David Rodeck

Securing Your Business Series, Part 3: Your Employees

It can be a dangerous world out there for a small business without a plan for keeping your business secure. Earlier parts of this series covered how to protect against cybercrime and threats to your physical workplace. Now, it’s time to discuss protecting your most valuable asset: your employees.

This article will explain what a safe work environment entails, as well as how to create one within your business.

What Does Employee Safety Involve?

Creating a safe work environment for employees requires covering all your bases. The clearest place to start is with physical hazards in the workplace: Exposed wires, unsecured machines and areas where an employee could fall all raise the risk of injury. Employees should also have the proper safety equipment and uniforms.

Those safety measures must be coupled with training. You can make all the moves to create a secure workplace, but if employees engage in risky behavior or fail to use the proper safeguards, your other efforts may be ineffective.

The Importance of a Mentally Safe Space

When employers think of creating a safe work culture, they tend to focus on physical dangers. But you shouldn’t overlook your employees’ mental health.

If employees don’t feel heard or are scared to speak their minds, they may not report safety concerns until after someone gets hurt. When employees feel too stressed, they could also think they need to rush their tasks, skip breaks or show up while sick. These behaviors increase the chances that an employee will injure themselves or develop health problems on the job — meaning they’ll file a claim against your insurance.

Though they’re less dramatic than a big spill, consider the day-to-day effects of employees’ poor mental health as well. A poor work culture can disrupt your staff’s concentration. Employees who reported being stressed at work in a 2018 study were 19% less productive than their more relaxed colleagues.

The Benefits of Creating a Safe Workplace

Improving workplace safety is essential for your employees — but your bottom line will also benefit.

If employees get sick or injured while at work, they could file a workers’ compensation claim, which can raise your premiums and other costs associated with your health insurance plan. In the case that the injury resulted from a preventable workplace hazard, you may also face a lawsuit and a government fine through the Occupational Safety and Health Administration (OSHA). Preventing safety issues now saves money later.

There’s another, less quantifiable perk. Your employees work hard to make your business successful, and they appreciate knowing that you put work into their success as well. Show that you care about their well-being, and they’ll reward you with loyalty toward the business.

Steps to Improving Workplace Safety

So, how can you create a safe work environment for your employees?

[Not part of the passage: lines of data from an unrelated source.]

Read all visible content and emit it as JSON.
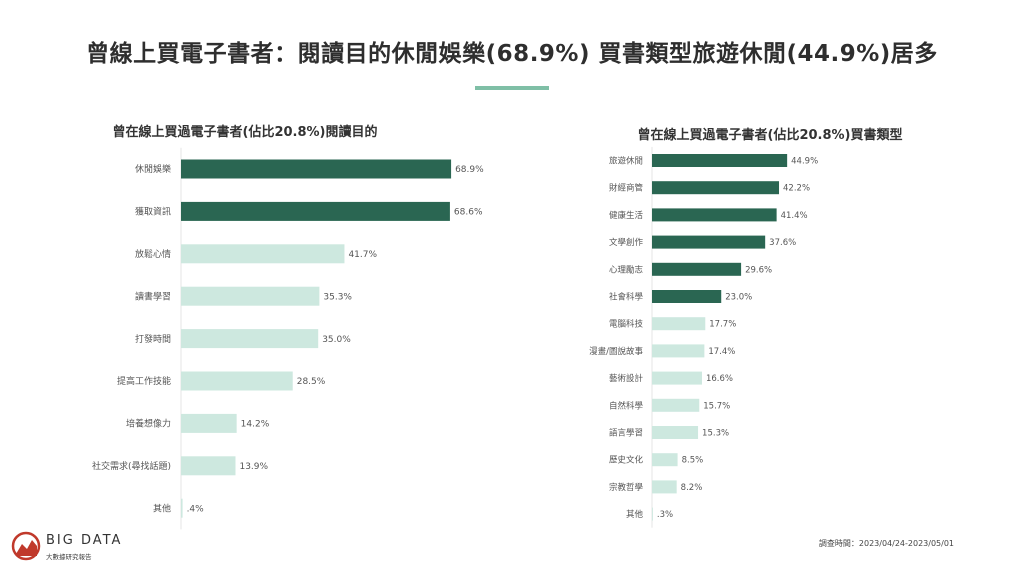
{
  "title": "曾線上買電子書者：閱讀目的休閒娛樂(68.9%) 買書類型旅遊休閒(44.9%)居多",
  "colors": {
    "dark": "#2a6652",
    "light": "#cde8df",
    "accent": "#7fbfa6",
    "logo_red": "#c0392b"
  },
  "survey_date": "調查時間：2023/04/24-2023/05/01",
  "logo": {
    "brand": "BIG DATA",
    "sub": "大數據研究報告"
  },
  "chart_data": [
    {
      "type": "bar",
      "orientation": "horizontal",
      "title": "曾在線上買過電子書者(佔比20.8%)閱讀目的",
      "categories": [
        "休閒娛樂",
        "獲取資訊",
        "放鬆心情",
        "讀書學習",
        "打發時間",
        "提高工作技能",
        "培養想像力",
        "社交需求(尋找話題)",
        "其他"
      ],
      "values": [
        68.9,
        68.6,
        41.7,
        35.3,
        35.0,
        28.5,
        14.2,
        13.9,
        0.4
      ],
      "labels": [
        "68.9%",
        "68.6%",
        "41.7%",
        "35.3%",
        "35.0%",
        "28.5%",
        "14.2%",
        "13.9%",
        ".4%"
      ],
      "highlight_count": 2,
      "xlim": [
        0,
        100
      ]
    },
    {
      "type": "bar",
      "orientation": "horizontal",
      "title": "曾在線上買過電子書者(佔比20.8%)買書類型",
      "categories": [
        "旅遊休閒",
        "財經商管",
        "健康生活",
        "文學創作",
        "心理勵志",
        "社會科學",
        "電腦科技",
        "漫畫/圖說故事",
        "藝術設計",
        "自然科學",
        "語言學習",
        "歷史文化",
        "宗教哲學",
        "其他"
      ],
      "values": [
        44.9,
        42.2,
        41.4,
        37.6,
        29.6,
        23.0,
        17.7,
        17.4,
        16.6,
        15.7,
        15.3,
        8.5,
        8.2,
        0.3
      ],
      "labels": [
        "44.9%",
        "42.2%",
        "41.4%",
        "37.6%",
        "29.6%",
        "23.0%",
        "17.7%",
        "17.4%",
        "16.6%",
        "15.7%",
        "15.3%",
        "8.5%",
        "8.2%",
        ".3%"
      ],
      "highlight_count": 6,
      "xlim": [
        0,
        100
      ]
    }
  ]
}
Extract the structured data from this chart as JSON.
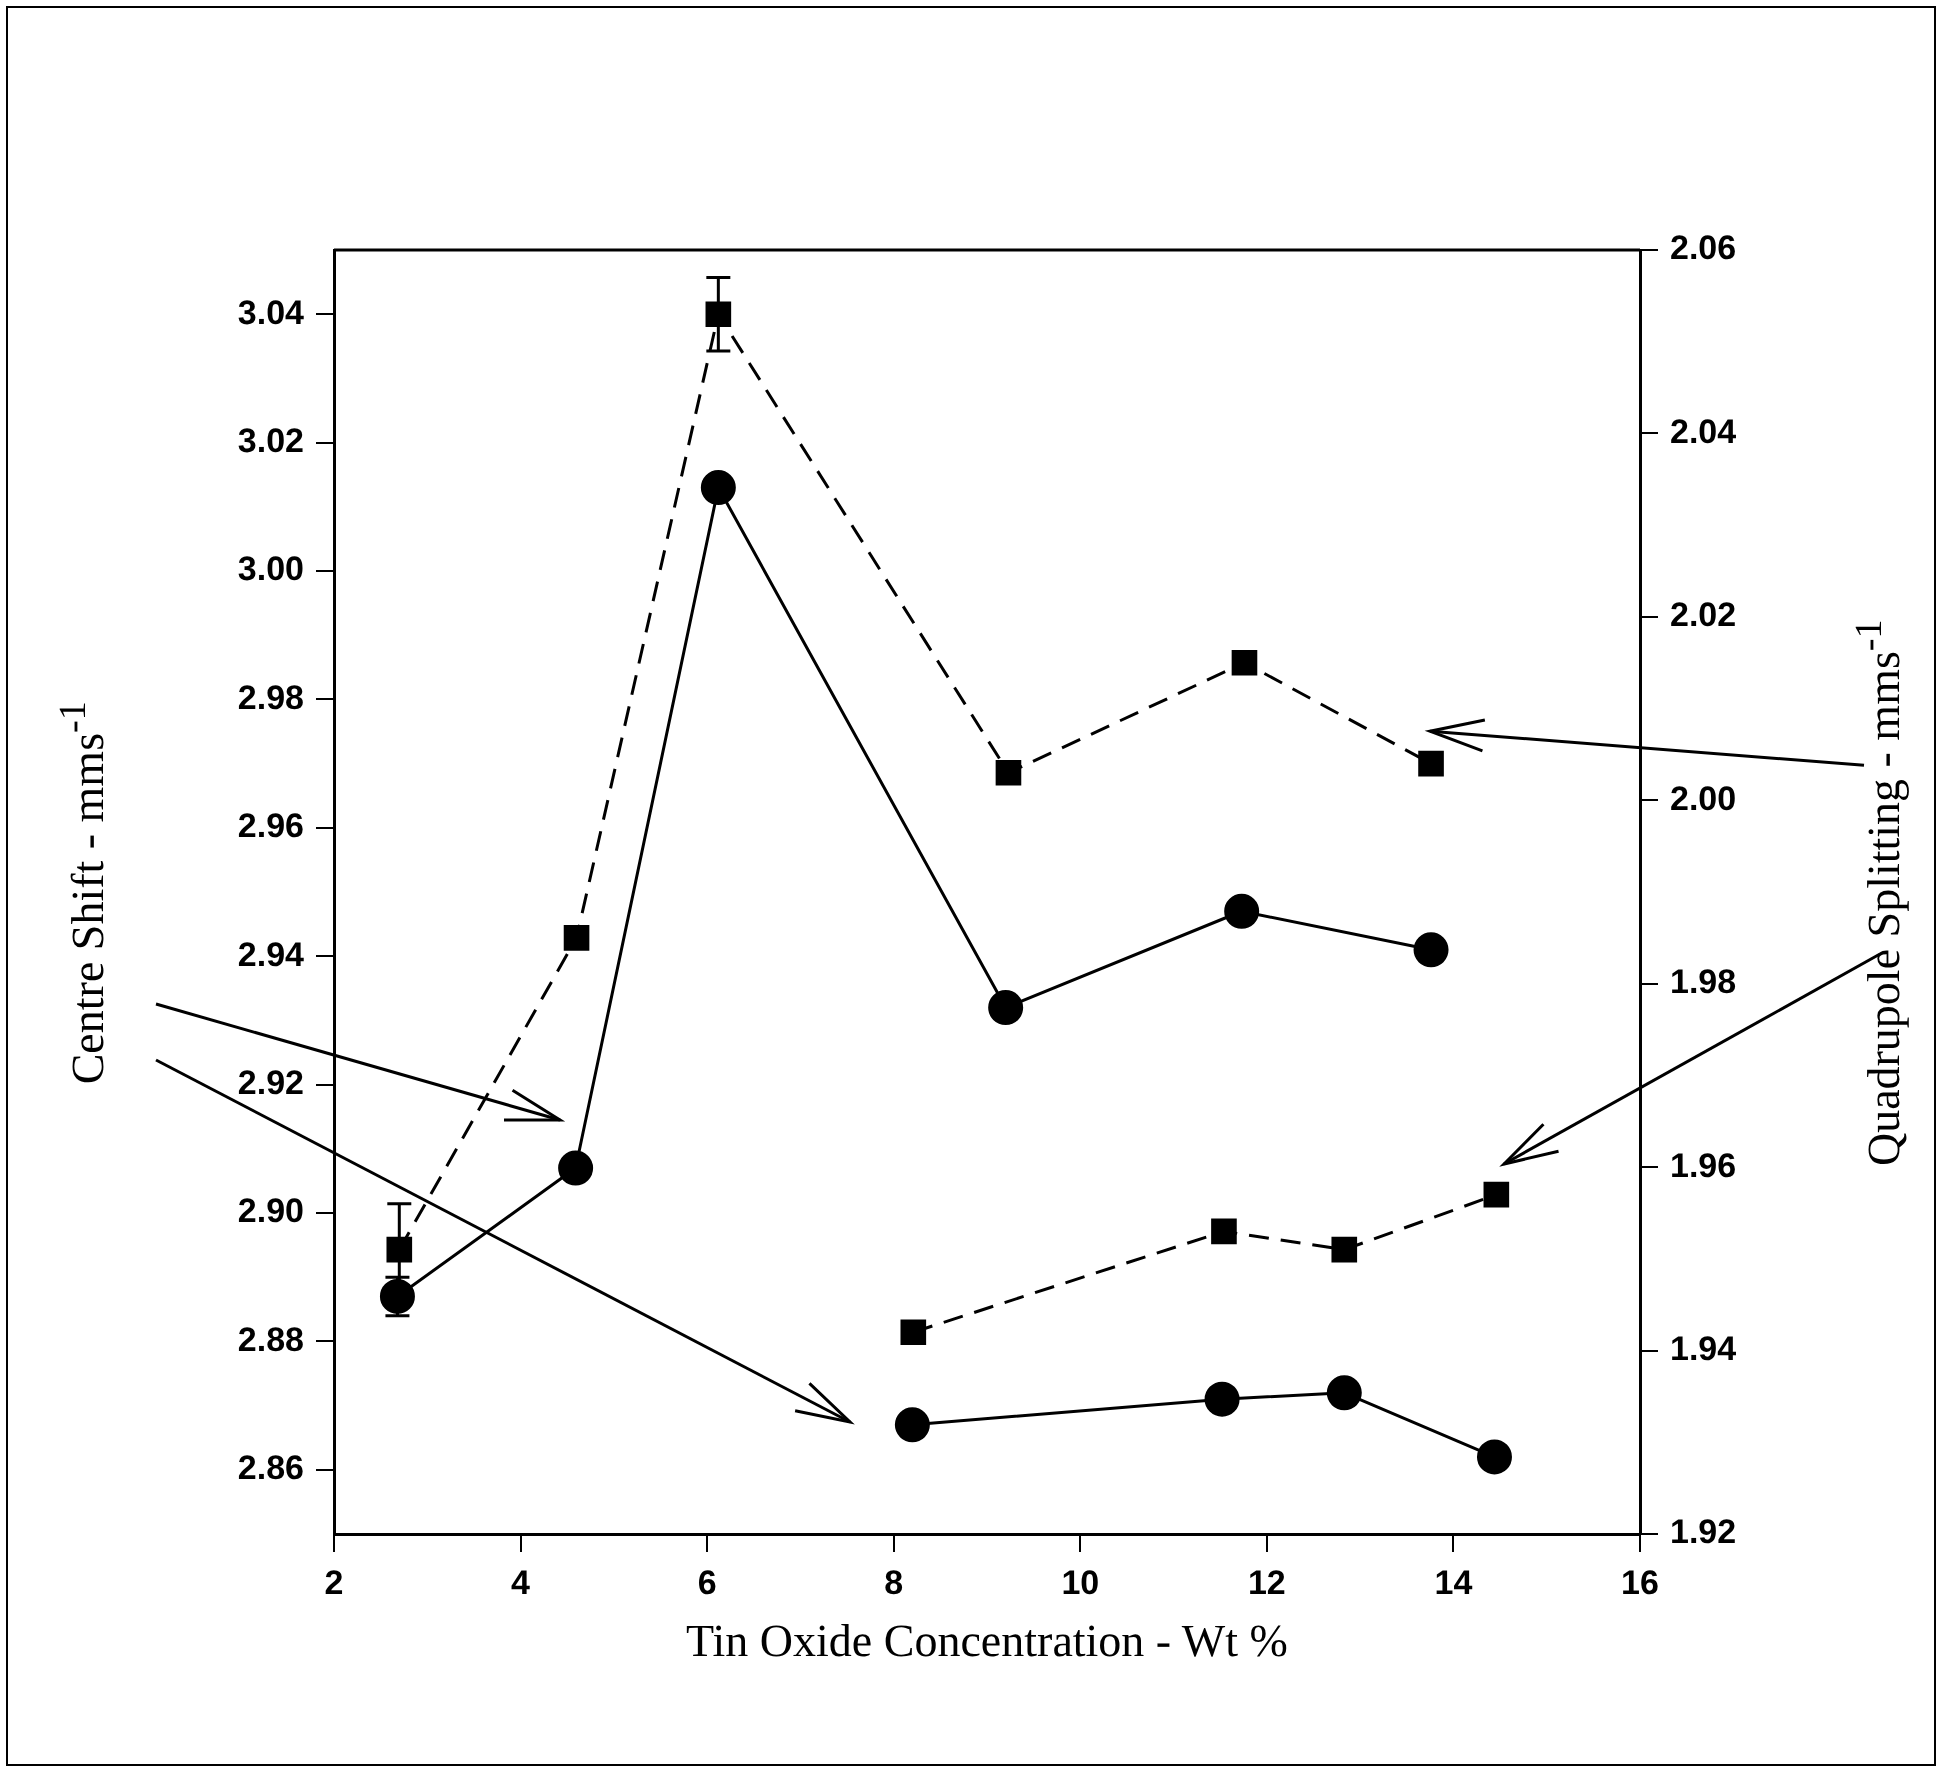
{
  "chart_data": {
    "type": "line",
    "xlabel": "Tin Oxide Concentration - Wt %",
    "ylabel": "Centre Shift - mms$^{-1}$",
    "y2label": "Quadrupole Splitting - mms$^{-1}$",
    "xlim": [
      2,
      16
    ],
    "xticks": [
      2,
      4,
      6,
      8,
      10,
      12,
      14,
      16
    ],
    "ylim": [
      2.85,
      3.05
    ],
    "yticks": [
      2.86,
      2.88,
      {
        "value": 2.9,
        "label": "2.90"
      },
      2.92,
      2.94,
      2.96,
      2.98,
      {
        "value": 3,
        "label": "3.00"
      },
      3.02,
      3.04
    ],
    "y2lim": [
      1.92,
      2.06
    ],
    "y2ticks": [
      1.92,
      1.94,
      1.96,
      1.98,
      {
        "value": 2,
        "label": "2.00"
      },
      2.02,
      2.04,
      2.06
    ],
    "grid": false,
    "legend": false,
    "series": [
      {
        "color": "#000000",
        "marker": "circle",
        "line_style": "solid",
        "x": [
          2.68,
          4.59,
          6.12,
          9.2,
          11.73,
          13.76
        ],
        "values": [
          2.887,
          2.907,
          3.013,
          2.932,
          2.947,
          2.941
        ],
        "errors": [
          0.003,
          null,
          null,
          null,
          null,
          null
        ]
      },
      {
        "color": "#000000",
        "marker": "square",
        "line_style": "dashed",
        "axis": "y2",
        "x": [
          2.7,
          4.6,
          6.12,
          9.23,
          11.76,
          13.76
        ],
        "values": [
          1.951,
          1.985,
          2.053,
          2.003,
          2.015,
          2.004
        ],
        "errors": [
          0.005,
          null,
          0.004,
          null,
          null,
          null
        ]
      },
      {
        "color": "#000000",
        "marker": "square",
        "line_style": "dashed",
        "axis": "y2",
        "x": [
          8.21,
          11.54,
          12.83,
          14.46
        ],
        "values": [
          1.942,
          1.953,
          1.951,
          1.957
        ]
      },
      {
        "color": "#000000",
        "marker": "circle",
        "line_style": "solid",
        "x": [
          8.2,
          11.52,
          12.83,
          14.44
        ],
        "values": [
          2.867,
          2.871,
          2.872,
          2.862
        ]
      }
    ]
  }
}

  • Regularly inspect for hazards. Monitor your workplace for potential dangers. OSHA created a self-inspection checklist that can guide your review.
  • Keep your workplace clean. A untidy workplace can be dangerous. Have employees clean spills on the floor, clutter in the hallway and overstocked shelves as they notice them so harmful clutter doesn’t collect.
  • Invest in the proper safety equipment. Safety equipment is a small investment to prevent serious and costly injuries. Ensure employees always have the proper safety equipment for dangerous work.
  • Consider what other upgrades you can make. When was the last time you replaced your office chairs? Since back, spine, knee and other musculoskeletal injuries are the second leading cause of short-term disability claims, new ergonomic chairs can pay for themselves many times over.
  • Train employees about safety. Are your employees up to date on your safety protocols? Explain the guidelines in new employee training, and hold a training review at least once a year.
  • Hold workplace safety discussions. Outside of training, schedule employee meetings to discuss potential hazards. If someone has been injured at work, you can review what happened during these meetings and explain how you’ll prevent the same accident from happening again.
  • Encourage employees to speak up. Your employees should feel confident that if they report workplace safety concerns, the company will take the issue seriously. This extends to mental health issues, such as employee/manager conflict or unreasonable delivery expectations. Allow employees to leave feedback anonymously as well.
  • Offer regular breaks, time off and sick leave. If your employees are exhausted or pushing through an illness, there’s a greater chance they’ll make a mistake that leads to a serious injury. They won’t be delivering their best, even if they’re working more hours. Make sure employees are allowed regular breaks and that they receive time off and sick leave as part of their benefits.
  • Provide mental health support through your benefits. On top of health insurance, consider adding extra mental health support for your employees, such as an employee assistance program or additional counseling services.

Your employees should be focused on their work while on the job — not on their safety. Though it’s impossible to guarantee your employees’ safety, you can feel confident that these steps help create a secure workplace for everyone.